Der Stab zerrte ihn auf die Beine. Obwohl sein Magen völlig leer war, würgte und würgte er und versuchte, die Flüssigkeit aus seiner Kehle zu bekommen. Als er die Augen öffnete, war er halb erblindet. Über allem lag ein weißer Nebel. Trotzdem konnte er sehen, wie sich das Haar von seinem Körper löste. Dann hämmerte der Hochdruckschlauch auf ihn ein. Sein eiskalter Strahl, anfangs hochwillkommen, zumindest die ersten paar Sekunden, während er das Brennen hinwegwusch, verursachte schon bald höllische Schmerzen. Cleaver zielte auf jeden einzelnen Körperteil und schleuderte ihn herum, damit er jeden Winkel erreichen konnte. Snipe zitterte heftig.

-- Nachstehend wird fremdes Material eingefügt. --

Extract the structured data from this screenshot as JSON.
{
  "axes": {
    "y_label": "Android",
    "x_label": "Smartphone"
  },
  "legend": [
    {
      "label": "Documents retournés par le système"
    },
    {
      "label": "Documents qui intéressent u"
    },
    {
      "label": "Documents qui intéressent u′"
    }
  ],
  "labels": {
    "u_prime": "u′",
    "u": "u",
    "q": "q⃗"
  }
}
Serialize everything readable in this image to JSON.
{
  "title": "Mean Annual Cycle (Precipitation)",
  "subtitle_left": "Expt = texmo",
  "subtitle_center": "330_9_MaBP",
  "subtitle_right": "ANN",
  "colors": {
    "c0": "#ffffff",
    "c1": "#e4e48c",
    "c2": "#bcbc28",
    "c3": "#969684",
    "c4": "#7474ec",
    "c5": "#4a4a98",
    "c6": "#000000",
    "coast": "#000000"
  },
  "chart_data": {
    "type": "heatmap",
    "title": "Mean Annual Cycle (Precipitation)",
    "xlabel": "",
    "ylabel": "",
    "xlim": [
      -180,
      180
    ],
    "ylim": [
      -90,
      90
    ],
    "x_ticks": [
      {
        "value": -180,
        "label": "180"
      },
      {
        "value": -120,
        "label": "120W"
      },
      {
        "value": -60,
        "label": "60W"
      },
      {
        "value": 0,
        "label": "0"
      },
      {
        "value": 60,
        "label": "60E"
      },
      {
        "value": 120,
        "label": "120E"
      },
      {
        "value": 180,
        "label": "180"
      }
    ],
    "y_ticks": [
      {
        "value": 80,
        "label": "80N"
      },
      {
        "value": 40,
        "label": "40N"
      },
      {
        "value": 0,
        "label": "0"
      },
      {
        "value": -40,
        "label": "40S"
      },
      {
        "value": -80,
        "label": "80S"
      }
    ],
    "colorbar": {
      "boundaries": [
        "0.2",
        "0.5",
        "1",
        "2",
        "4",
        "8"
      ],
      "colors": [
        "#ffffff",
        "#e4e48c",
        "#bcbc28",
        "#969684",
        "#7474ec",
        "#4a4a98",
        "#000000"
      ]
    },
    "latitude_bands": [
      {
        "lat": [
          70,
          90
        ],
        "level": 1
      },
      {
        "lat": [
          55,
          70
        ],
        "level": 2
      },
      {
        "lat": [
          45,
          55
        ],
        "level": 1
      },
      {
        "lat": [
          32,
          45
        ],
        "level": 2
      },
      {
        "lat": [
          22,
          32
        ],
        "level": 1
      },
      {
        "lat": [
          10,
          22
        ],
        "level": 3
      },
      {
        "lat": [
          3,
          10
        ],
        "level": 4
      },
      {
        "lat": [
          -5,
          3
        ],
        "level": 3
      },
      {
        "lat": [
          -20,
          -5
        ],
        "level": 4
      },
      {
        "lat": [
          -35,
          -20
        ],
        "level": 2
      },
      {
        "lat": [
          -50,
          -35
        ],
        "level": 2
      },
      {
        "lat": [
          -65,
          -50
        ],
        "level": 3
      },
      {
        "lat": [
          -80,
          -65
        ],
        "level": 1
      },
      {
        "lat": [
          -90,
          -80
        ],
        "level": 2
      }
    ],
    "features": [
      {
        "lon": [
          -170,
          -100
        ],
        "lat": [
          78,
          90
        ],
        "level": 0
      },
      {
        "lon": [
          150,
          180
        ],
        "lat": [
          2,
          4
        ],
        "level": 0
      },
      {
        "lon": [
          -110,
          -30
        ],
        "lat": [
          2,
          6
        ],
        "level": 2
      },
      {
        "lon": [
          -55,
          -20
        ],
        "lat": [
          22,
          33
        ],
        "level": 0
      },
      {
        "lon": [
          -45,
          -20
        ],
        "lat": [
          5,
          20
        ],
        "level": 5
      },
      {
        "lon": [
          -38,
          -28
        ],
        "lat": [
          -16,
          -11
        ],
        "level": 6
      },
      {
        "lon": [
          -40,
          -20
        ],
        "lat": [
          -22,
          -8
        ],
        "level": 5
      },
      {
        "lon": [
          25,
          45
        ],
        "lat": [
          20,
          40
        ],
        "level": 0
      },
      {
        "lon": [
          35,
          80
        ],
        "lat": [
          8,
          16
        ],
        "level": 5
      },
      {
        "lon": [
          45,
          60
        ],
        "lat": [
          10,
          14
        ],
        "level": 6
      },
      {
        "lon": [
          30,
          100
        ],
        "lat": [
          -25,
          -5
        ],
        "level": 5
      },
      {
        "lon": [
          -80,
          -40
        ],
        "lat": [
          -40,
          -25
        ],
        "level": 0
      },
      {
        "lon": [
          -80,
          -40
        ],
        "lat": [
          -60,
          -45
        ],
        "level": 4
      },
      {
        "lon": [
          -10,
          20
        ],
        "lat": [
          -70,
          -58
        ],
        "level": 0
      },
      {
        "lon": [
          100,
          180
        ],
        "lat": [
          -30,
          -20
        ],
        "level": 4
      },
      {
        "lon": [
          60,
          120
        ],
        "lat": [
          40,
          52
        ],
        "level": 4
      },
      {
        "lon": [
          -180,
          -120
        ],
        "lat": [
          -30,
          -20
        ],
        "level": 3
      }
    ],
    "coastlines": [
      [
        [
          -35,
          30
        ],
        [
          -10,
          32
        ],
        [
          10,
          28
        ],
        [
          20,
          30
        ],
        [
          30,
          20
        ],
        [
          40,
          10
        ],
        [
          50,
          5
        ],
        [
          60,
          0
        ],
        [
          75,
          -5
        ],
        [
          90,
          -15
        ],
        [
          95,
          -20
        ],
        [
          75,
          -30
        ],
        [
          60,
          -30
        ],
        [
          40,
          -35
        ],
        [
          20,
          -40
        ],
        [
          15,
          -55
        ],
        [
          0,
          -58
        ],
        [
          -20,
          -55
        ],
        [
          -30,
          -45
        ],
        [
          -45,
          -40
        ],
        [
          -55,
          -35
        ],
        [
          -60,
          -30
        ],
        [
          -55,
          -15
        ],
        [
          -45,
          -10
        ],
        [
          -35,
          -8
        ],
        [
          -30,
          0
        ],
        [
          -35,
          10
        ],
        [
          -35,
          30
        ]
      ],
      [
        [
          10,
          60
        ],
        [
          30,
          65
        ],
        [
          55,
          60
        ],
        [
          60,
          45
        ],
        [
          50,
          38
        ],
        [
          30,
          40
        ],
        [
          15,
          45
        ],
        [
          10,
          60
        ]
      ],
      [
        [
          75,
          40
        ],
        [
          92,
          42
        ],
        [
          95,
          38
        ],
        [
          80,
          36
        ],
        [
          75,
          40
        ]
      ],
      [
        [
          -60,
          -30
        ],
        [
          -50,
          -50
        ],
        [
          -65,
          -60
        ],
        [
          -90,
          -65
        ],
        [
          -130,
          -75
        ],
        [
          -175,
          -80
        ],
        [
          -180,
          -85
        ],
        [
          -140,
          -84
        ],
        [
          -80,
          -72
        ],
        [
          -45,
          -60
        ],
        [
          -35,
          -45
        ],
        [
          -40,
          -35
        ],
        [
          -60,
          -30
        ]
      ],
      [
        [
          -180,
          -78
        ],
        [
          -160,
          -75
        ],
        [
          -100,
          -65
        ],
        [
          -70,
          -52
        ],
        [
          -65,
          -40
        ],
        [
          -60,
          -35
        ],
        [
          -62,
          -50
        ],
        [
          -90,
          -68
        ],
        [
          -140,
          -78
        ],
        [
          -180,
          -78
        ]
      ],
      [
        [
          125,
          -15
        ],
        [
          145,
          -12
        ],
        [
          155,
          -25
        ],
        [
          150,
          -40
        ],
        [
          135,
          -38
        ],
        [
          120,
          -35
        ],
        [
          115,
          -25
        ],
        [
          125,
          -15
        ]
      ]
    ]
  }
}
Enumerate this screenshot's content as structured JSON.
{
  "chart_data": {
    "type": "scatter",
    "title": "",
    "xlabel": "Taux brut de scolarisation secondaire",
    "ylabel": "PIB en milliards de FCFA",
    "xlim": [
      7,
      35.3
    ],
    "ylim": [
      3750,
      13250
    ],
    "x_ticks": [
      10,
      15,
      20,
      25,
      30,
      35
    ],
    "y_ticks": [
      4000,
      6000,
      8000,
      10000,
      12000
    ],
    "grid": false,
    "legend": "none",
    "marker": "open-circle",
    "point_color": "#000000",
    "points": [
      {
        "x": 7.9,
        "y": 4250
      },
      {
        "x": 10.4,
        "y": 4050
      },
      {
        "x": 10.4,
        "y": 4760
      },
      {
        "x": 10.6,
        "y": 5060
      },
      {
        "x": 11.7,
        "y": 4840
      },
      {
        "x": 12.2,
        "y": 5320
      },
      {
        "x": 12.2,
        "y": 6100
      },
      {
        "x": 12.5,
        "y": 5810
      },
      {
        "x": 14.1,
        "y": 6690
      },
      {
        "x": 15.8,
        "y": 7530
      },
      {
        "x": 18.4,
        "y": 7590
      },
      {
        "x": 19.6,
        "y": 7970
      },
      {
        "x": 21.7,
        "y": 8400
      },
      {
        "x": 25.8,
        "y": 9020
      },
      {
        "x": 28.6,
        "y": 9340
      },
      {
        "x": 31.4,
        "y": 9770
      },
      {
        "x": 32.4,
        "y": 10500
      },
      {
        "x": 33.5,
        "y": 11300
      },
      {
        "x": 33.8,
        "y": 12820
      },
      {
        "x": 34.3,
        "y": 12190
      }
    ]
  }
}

Er hatte sein gesamtes Haar verloren.

 

Shanti beobachtete den Bullen durch einen Spalt zwischen Gatter und Angel. Er lag zusammengerollt wie ein riesiges Baby auf der Seite. Erstaunlich, dachte er, wie verändert sie aussehen, wenn sie schlafen. Der Bulle trug die Nummer 792 auf eine, in das dünne Fleisch zwischen Achillessehne und Knöchel gebohrte, blaue Markierung genietet. Die Markierungsbolzen waren aus rostfreiem Stahl und gut einen halben Zentimeter dick. Den Auserwählten war es unmöglich, sie zu entfernen, aber die Viehtreiber hatten dafür eine spezielle Zange. Die Neugeborenen wurden während des gleichen Zeitraums mit den Markierungen gekennzeichnet, in welchem auch die meisten anderen Rituale an ihnen durchgeführt wurden. Wenn sie noch jung genug waren, um den Schmerz zu vergessen. War das Piercing erst einmal verheilt, konnten die Nummern und Farbchiffren je nach Bedarf und abhängig von der letztendlichen Verwendung des Tieres ausgetauscht werden.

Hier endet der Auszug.